Sandubas
Hoje foi um dia surpreendente. Que bom!
Ando em uma fase bem interessante. Há pouco mais de um ano passei por um término de namoro conturbado, e que me rendeu muito sofrimento e aprendizado. O namoro levou um pouco mais de um ano, e nesse período acabei me afastando da família e dos amigos por alguém que, ao final, conseguiu provar que não merecia tanto assim de mim (talvez de ninguém). O pior afastamento foi o de mim mesma. Deixei de tomar algumas vitaminas que preciso, por puro esquecimento, e hoje em dia estou com deficiência de algumas delas...
Quando o namoro enfim acabou, eu me encontrava então muito diferente. Um pouco impaciente talvez, egoísta talvez. Não sei ao certo, mas sei que mudei e muito. Sei que passei a depositar menos confiança nas pessoas. E aprendi a arte de não me importar demais com os problemas alheios. Afinal de contas, a consequência de um ato é poesia, e não tem nada mais sublime do que ver aquele que o praticou, sofrer.
Desde então tenho desenvolvido novas maneiras de convívio social. Uma das que mais gosto (e pratico) é simplesmente sair para algum lugar agradável, tomar uma cerveja gelada e ficar observando as pessoas interagindo. É surpreendente poder observar essa dinâmica, e até mesmo conseguir antever alguns atos (e suas respectivas consequências). Algumas vezes esbarro com velhos e bons amigos, e a noite ganha um sabor nostálgico. Noutras até faço novas amizades, com novos sabores. Mas em todas o final é o mesmo: retorno para casa e me ponho a dormir ali, abraçada aos travesseiros.
Hoje o dia foi surpreendente. Consegui sair com alguns amigos (desses velhos e bons) para fazer um lanche no Sandubas! Esse lugar é incrível, sai ano, entra ano, e eles continuam do mesmo jeitinho, fazendo os mesmos sanduíches gigantescos e saborosos como todo bom podrão tem de ser. E ali nós comemos muito e conversamos muito. E como de praxe, estava me preparando para pedir carona a algum lugar legal, onde ficaria sozinha a observar a noite.
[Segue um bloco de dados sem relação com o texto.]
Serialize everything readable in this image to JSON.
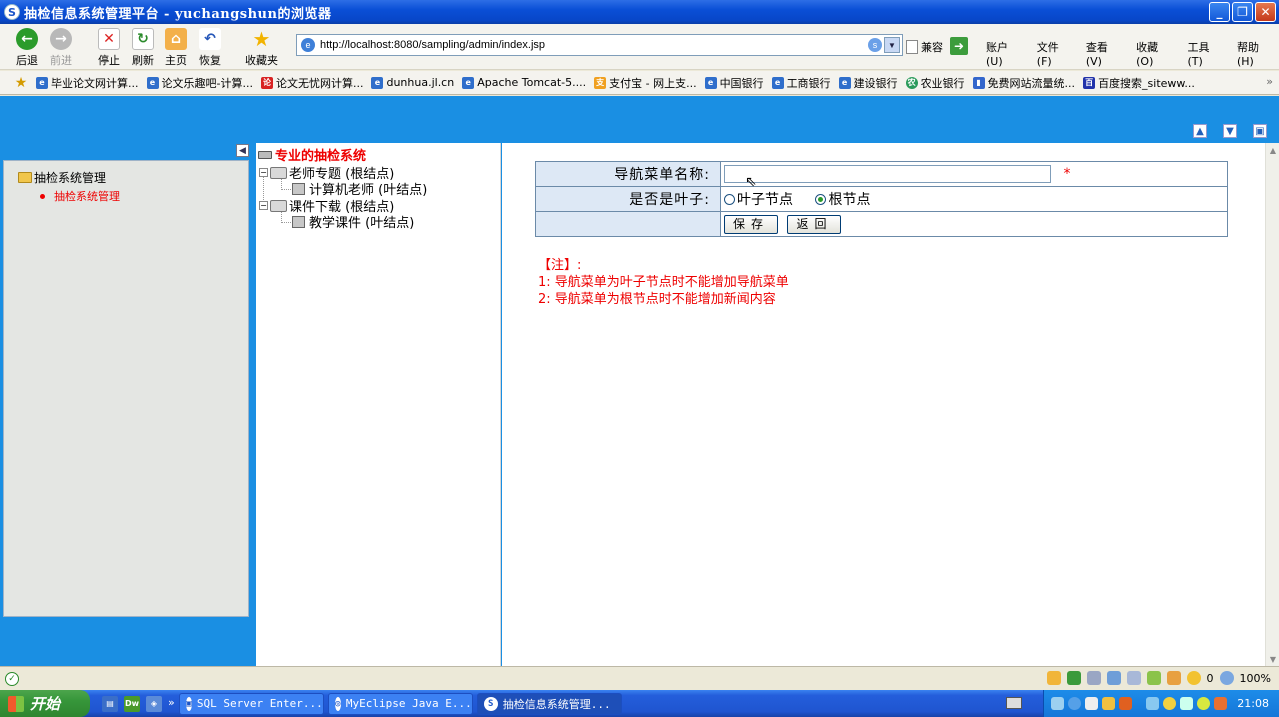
{
  "window": {
    "title": "抽检信息系统管理平台 - yuchangshun的浏览器",
    "app_glyph": "S"
  },
  "toolbar": {
    "back": "后退",
    "forward": "前进",
    "stop": "停止",
    "refresh": "刷新",
    "home": "主页",
    "restore": "恢复",
    "favorites": "收藏夹",
    "address": "http://localhost:8080/sampling/admin/index.jsp",
    "compat": "兼容",
    "menus": [
      "账户 (U)",
      "文件 (F)",
      "查看 (V)",
      "收藏 (O)",
      "工具 (T)",
      "帮助 (H)"
    ]
  },
  "favbar": {
    "links": [
      "毕业论文网计算...",
      "论文乐趣吧-计算...",
      "论文无忧网计算...",
      "dunhua.jl.cn",
      "Apache Tomcat-5....",
      "支付宝 - 网上支...",
      "中国银行",
      "工商银行",
      "建设银行",
      "农业银行",
      "免费网站流量统...",
      "百度搜索_siteww..."
    ]
  },
  "sidebar": {
    "root": "抽检系统管理",
    "item": "抽检系统管理"
  },
  "tree": {
    "root": "专业的抽检系统",
    "nodes": [
      {
        "label": "老师专题 (根结点)"
      },
      {
        "label": "计算机老师 (叶结点)"
      },
      {
        "label": "课件下载 (根结点)"
      },
      {
        "label": "教学课件 (叶结点)"
      }
    ]
  },
  "form": {
    "name_label": "导航菜单名称:",
    "name_value": "",
    "required_mark": "*",
    "leaf_label": "是否是叶子:",
    "leaf_option": "叶子节点",
    "root_option": "根节点",
    "selected": "根节点",
    "save": "保存",
    "back": "返回"
  },
  "note": {
    "title": "【注】:",
    "lines": [
      "1: 导航菜单为叶子节点时不能增加导航菜单",
      "2: 导航菜单为根节点时不能增加新闻内容"
    ]
  },
  "statusbar": {
    "zoom": "100%",
    "count": "0"
  },
  "taskbar": {
    "start": "开始",
    "tasks": [
      "SQL Server Enter...",
      "MyEclipse Java E...",
      "抽检信息系统管理..."
    ],
    "clock": "21:08"
  }
}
Mas o papo estava tão bom! E eles não demonstraram vontade de ir embora... Fomos ficando e papeando! Falamos de amigos em comum, relembramos episódios cômicos da época da faculdade, falamos dos projetos atuais e do futuro! Nossa, como falamos! E como sempre fizemos promessas de reencontros (que nunca acontecem como planejado, mas pelo menos acontecem!). E enquanto a hora passava, fizemos daquela mesa o nosso divã! E revezávamos nos papéis de psicólogo e paciente. E reafirmamos laços, matamos saudades, olhamos nos olhos. Foi incrível. Tão incrível que senti novamente, depois de tanto tempo, como é gostoso fazer parte da dinâmica, e não ser o observador apenas. Me senti parte de algo. E de algo forte, extenso em bagagem histórica e propenso a frutos futuros. Senti as minhas raízes fincando ao chão. Eu me senti, como há muito não o fazia!
Dizem que somos aquilo que comemos. E hoje me alimentei do que há de melhor nessa vida: a amizade! E minha cabeça começou a se encher de planos malucos. Um possível retorno, talvez. Bah, deve ser o sono que me embriaga (já que a gelada ficou para um outro dia, qualquer).
Hoje o dia foi surpreendente.
Mas o hoje já virou ontem.
E passo ao amanhã a difícil tarefa: surpreenda-me!